Final answer:
The statement 'a' entails 'b' requires context, such as whether 'b' must be true whenever 'a' is true. Equivalency cannot be established without knowing additional information, like if a factor is non-zero. Moreover, dependence in probability shows a relationship where the probability of events is not simply the product of their individual probabilities.
Step-by-step explanation:
When analyzing equations or relationships between formulas, it is crucial to consider the underlying principles and properties that govern these mathematical statements. For instance, if we have two formulas, let's denote them as 'a' and 'b', there are specific rules that need to be followed to determine if one entails the other or if they are equivalent.

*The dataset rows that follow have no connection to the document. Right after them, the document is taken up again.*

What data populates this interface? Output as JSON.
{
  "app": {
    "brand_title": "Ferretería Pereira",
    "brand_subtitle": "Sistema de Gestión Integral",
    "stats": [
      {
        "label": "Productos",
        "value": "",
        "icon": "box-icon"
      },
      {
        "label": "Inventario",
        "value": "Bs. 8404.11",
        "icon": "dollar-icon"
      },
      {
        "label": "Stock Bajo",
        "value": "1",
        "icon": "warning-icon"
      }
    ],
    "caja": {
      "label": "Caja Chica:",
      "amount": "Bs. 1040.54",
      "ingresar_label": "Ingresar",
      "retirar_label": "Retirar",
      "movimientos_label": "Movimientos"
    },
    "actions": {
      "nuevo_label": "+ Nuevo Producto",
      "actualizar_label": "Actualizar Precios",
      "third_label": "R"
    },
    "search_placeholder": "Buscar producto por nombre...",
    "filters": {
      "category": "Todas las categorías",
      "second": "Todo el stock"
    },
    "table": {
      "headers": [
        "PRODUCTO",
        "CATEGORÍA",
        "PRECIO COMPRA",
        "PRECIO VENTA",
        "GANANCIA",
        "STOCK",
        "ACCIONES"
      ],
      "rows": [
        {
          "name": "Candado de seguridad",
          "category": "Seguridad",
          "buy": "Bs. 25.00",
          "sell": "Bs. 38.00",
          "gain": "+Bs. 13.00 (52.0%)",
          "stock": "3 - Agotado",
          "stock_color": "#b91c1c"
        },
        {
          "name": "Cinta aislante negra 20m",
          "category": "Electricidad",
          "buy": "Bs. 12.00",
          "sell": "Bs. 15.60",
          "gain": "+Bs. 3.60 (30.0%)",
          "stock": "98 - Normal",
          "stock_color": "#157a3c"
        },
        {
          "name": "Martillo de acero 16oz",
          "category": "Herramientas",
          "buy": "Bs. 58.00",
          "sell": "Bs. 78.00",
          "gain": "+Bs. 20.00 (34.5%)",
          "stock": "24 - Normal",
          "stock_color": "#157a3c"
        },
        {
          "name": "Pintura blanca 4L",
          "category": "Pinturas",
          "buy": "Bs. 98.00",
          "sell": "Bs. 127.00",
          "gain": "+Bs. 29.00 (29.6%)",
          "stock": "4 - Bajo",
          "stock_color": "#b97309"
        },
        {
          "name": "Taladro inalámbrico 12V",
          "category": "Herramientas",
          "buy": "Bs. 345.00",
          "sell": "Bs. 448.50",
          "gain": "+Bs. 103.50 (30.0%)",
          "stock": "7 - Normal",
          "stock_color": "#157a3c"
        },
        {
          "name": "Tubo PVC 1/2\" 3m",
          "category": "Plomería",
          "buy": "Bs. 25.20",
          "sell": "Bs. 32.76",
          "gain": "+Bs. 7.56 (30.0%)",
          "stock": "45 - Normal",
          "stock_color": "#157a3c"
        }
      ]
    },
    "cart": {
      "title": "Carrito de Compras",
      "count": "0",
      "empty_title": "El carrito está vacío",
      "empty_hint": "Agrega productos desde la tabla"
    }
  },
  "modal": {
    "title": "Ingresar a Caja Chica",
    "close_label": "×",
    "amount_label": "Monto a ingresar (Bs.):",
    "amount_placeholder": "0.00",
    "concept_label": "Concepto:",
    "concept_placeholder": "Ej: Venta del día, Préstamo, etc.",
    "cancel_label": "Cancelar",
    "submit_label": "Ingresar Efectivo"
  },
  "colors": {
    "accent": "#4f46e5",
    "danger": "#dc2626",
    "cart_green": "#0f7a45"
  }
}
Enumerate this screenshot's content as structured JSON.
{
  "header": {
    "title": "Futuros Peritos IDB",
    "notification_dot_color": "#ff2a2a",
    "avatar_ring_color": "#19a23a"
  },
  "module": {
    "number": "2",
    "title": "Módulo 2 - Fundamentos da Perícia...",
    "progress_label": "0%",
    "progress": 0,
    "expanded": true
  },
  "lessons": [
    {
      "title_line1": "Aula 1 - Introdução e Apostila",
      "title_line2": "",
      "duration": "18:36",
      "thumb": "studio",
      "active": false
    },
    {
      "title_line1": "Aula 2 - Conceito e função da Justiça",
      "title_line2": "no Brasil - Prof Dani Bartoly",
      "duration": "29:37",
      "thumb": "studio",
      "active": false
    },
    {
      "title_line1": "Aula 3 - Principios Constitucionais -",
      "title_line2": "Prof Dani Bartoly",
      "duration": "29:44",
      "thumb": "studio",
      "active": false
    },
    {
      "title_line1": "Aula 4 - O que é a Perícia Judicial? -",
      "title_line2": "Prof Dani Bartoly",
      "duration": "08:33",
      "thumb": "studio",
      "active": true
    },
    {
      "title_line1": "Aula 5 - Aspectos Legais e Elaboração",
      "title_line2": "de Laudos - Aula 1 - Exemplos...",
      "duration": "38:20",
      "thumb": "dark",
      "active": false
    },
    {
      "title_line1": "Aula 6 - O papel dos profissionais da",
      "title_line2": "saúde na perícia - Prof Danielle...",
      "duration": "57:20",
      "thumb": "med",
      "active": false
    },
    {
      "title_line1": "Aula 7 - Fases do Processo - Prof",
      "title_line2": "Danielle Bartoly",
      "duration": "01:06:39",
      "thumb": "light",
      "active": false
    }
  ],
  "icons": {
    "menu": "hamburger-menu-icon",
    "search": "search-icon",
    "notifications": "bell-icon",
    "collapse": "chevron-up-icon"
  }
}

Considering the statement 'a' entails 'b', in a mathematical context, this would often mean that whenever 'a' is true, 'b' must also be true. However, without additional context or a specific definition of what 'a' and 'b' represent, we cannot assume they are equivalent. Generally in mathematics, particularly when discussing equations, if 'a' entails 'b', and we are given that A × F = B × F, we cannot necessarily conclude A = B without additional information that F is not zero. Similarly, the concept of dependence as in the statement regarding P(A AND B) indicates a relationship between two events in probability. If P(A AND B) does not equal P(A)P(B), this shows a dependency between events A and B.
Oftentimes in mathematics, equations or statements need to be examined and manipulated using algebraic properties or axioms to determine the truthfulness of a statement or the nature of a relationship such as commutativity (A + B = B + A). Conclusions about equality or dependence require careful consideration of these properties and the context in which they are applied.